Voilà. Charles-Laure Noël, ça c'est pour Le Monde, qui avait consacré plusieurs grands papiers à Emmanuel Macron. Lui prétend des phrases homophobes, des phrases racistes, qu'un tel ou un tel fait fuiter dans la presse sous couvert de règlements de comptes. Elle a raison, Régis Macron. Il faut aussi rappeler le contexte. Moi, je pense que que l'on soit en soutien ou en opposition au président de la République, on ne peut qu'être d'accord avec elle. Il faut aussi rappeler le contexte. Quand est-ce que Le Monde allume cette polémique ? C'est au moment où il se retrouve pris entre mille feux parce qu'on découvre qu'au Monde, il y a un mur à Gaza avec des propos absolument ignobles.
Le Monde n'en est pas à son premier succès. Il avait déjà comparé Hassan Nasrallah, le patron de l'époque de Hezbollah, à Che Guevara. C'est, à mon avis, un média qui est en perdition et qui le prouve, là encore, dans ses propos absolument iniques envers Brigitte Macron et le président de la République. La liberté de la presse est évidemment un principe constitutionnel dans notre pays qu'il faut respecter. Mais c'est une liberté si les faits sont vérifiés et visiblement les phrases qui étaient prêtées à Brigitte Macron ne l'étaient pas. Ce ne s'est donc que de la désinformation de la part de ce grand média. L'immonde, disait le général de Gaulle, Laurent Jacobelli.
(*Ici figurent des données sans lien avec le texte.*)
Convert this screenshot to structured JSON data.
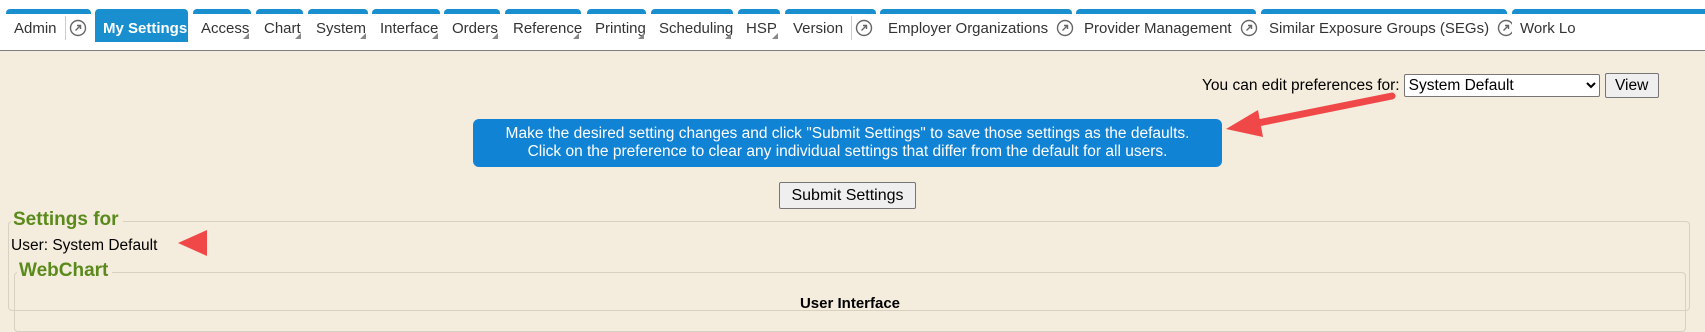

Oui, alors, j'allais dire, on est presque habitués à ça, à ce type de fausses déclarations qui nous sont prêtées, des faux... Vous êtes d'accord avec Brigitte Macron sur ce point-ci ? En tout cas, sur la méthode. Après, est-ce que les paroles ont été prononcées ou pas ? Je ne sais pas. Mais effectivement, je crois que le journal de référence, comme on l'appelait à l'époque, Le Monde, ça fait très longtemps que ce n'est plus le cas. Le Monde, effectivement, a pris des positions et pour le coup, on peut se rejoindre là-dessus, mon cher collègue, sur les événements de Gaza qui n'étaient pas des positions journalistiques mais idéologiques.
Le Monde est un journal aujourd'hui combattant et qui a parfois oublié un peu le journalisme. Est-ce que le président de la République et en tout cas, s'il les a prononcées, il faut le prouver. C'est paroles contre paroles. Mais effectivement, on peut se demander ce qu'il y a derrière. Bon, après, Brigitte Macron est aussi dans son rôle quand elle dit que le président est affecté par toutes les critiques. Elle parle aussi des critiques des Français. Je pense que les Français sont plus affectés par la politique d'Emmanuel Macron.
Mais sur le rôle du journalisme, effectivement, il y a un drôle d'équilibre à trouver qui n'est pas simple entre parfois le militantisme et la liberté de la presse, la liberté de la presse étant fondamentale.